In April, the New York State Legislature passed a bill to end cash bail for most misdemeanor and low-level offenses, but the law doesn’t go into effect until January 2020. Polanco’s death highlighted the urgency of abolishing the cash bail system nationwide and ensuring that such laws are properly enacted.

The timing of Polanco’s death is rife with grim ironies.

That a judge, knowing full well that legislation had been passed to end cash bail for these offenses, would nonetheless incarcerate a person like Polanco for failing to pay bail speaks to the cruelty of judicial discretion.

The timing of Polanco’s death is rife with other grim ironies. On Monday — three days after Polanco’s death and the same day that New Yorkers rallied in her memory — progressive state lawmakers introduced the nation’s most robust bill for the decriminalization of sex work. If passed, the bill — the work of years of sex worker rights organizing and advocacy to build previously unthinkable political will for reform — would make New York the first state to fully decriminalize consensual sex work. It would put an end to cases like Polanco’s, who was arrested by an undercover cop in a prostitution sting in 2017.

Transgender women — particularly transgender women of color — disproportionately turn to sex work, in the face of grave discrimination in other industries. Analysis by the National Transgender Discrimination Survey in 2015 found that of 6,400 transgender individuals asked, 40 percent of black or black multiracial respondents and 33 percent of Latinx-identified respondents had participated in the sex trade.

Police nationwide have made a habit of targeting trans women of color for prostitution arrests, stings, and bogus charges like “loitering for prostitution.” While some locales have instituted partial decriminalization and programs like diversion courts to avoid the appearance of draconian policies, cases like Polanco’s give the lie to claims that these approaches do not punish sex workers. Polanco, for instance, was first sent to human trafficking court after her arrest, but a warrant was issued for her to be taken into custody again after she missed court dates.

“[A]ll of these supposed reforms didn’t do anything for Layleen,” said Jessica Peñaranda, director of movement building at the Sex Workers Project at the Urban Justice Center and a Decrim NY steering committee member, in a statement. “The clients we serve view diversion court and criminal court as one in the same: The trauma and violence of interacting with court officers, police officers, judges and district attorneys who have authority to send you to jail, all of that is no different.”

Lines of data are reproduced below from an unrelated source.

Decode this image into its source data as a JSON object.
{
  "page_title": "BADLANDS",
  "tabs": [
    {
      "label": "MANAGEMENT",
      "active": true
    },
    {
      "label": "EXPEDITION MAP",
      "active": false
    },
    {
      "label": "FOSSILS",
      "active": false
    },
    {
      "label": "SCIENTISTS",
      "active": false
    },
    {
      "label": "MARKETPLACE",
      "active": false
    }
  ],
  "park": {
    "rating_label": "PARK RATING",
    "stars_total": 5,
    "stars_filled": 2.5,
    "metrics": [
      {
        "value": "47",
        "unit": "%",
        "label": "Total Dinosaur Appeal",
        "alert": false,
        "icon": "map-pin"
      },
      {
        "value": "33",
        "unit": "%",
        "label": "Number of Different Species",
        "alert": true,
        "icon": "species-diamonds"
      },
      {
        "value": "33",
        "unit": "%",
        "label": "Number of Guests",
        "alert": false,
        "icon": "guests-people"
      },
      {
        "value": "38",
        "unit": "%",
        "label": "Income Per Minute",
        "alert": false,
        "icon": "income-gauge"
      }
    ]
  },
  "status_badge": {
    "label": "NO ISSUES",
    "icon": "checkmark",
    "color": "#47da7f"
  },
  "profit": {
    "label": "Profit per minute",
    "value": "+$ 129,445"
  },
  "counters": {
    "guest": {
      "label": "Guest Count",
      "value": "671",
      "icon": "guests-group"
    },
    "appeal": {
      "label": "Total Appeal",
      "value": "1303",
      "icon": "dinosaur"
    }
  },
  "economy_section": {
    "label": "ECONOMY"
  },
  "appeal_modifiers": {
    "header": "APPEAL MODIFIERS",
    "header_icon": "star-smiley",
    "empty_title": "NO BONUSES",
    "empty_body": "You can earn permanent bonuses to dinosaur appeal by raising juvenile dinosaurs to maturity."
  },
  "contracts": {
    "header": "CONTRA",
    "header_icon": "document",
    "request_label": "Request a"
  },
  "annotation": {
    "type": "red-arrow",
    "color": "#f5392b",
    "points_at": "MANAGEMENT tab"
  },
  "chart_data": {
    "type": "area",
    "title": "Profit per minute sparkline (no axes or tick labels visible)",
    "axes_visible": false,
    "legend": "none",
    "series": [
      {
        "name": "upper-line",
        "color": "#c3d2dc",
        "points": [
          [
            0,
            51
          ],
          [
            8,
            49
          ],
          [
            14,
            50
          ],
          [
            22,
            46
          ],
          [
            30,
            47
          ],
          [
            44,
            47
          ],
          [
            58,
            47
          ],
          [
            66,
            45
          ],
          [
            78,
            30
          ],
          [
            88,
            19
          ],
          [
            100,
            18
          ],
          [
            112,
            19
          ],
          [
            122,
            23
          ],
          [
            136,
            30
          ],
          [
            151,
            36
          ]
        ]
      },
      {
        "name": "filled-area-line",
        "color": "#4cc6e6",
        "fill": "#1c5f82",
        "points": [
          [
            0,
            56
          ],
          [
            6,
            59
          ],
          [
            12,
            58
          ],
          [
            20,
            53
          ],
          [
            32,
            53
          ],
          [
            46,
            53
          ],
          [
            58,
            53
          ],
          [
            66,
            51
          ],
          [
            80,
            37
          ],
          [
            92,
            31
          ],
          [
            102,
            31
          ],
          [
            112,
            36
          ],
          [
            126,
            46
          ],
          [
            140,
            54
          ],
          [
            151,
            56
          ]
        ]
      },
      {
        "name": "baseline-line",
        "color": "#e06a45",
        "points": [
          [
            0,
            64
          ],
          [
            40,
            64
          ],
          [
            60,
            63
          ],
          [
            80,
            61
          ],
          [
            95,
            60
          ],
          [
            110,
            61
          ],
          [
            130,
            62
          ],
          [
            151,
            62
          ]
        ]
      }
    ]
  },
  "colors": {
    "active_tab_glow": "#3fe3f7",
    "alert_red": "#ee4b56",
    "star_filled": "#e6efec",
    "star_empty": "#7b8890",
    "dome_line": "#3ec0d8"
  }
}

Only full decriminalization, like in the new proposed bill, removes criminal legal coercion from sex workers’ lives — something that can’t be said often enough. Without economic justice and an end to transphobic persecution, there will still be no justice for women like Polanco. But full sex work decriminalization would allow the space for those struggles to continue without the added threat of police and carceral violence.

At the end of April, in recognition of the anniversary of the Stonewall riots, Mayor Bill de Blasio announced that the city would erect a monument in honor of the transgender activists and Stonewall uprising leaders Marsha P. Johnson and Sylvia Rivera. The official recognition of these liberation fighters is welcome and long overdue. “Transgender and nonbinary communities are reeling from violent and discriminatory attacks across the country,” de Blasio said during his announcement. “Here in New York City, we are sending a clear message: We see you for who you are, we celebrate you, and we will protect you.”

Yet it was New York City institutions that killed Layleen Polanco Xtravaganza — and will continue to destroy the lives of transgender women of color while sex work is criminalized, trans communities are stigmatized, and jails and prisons remain full of the poor and persecuted.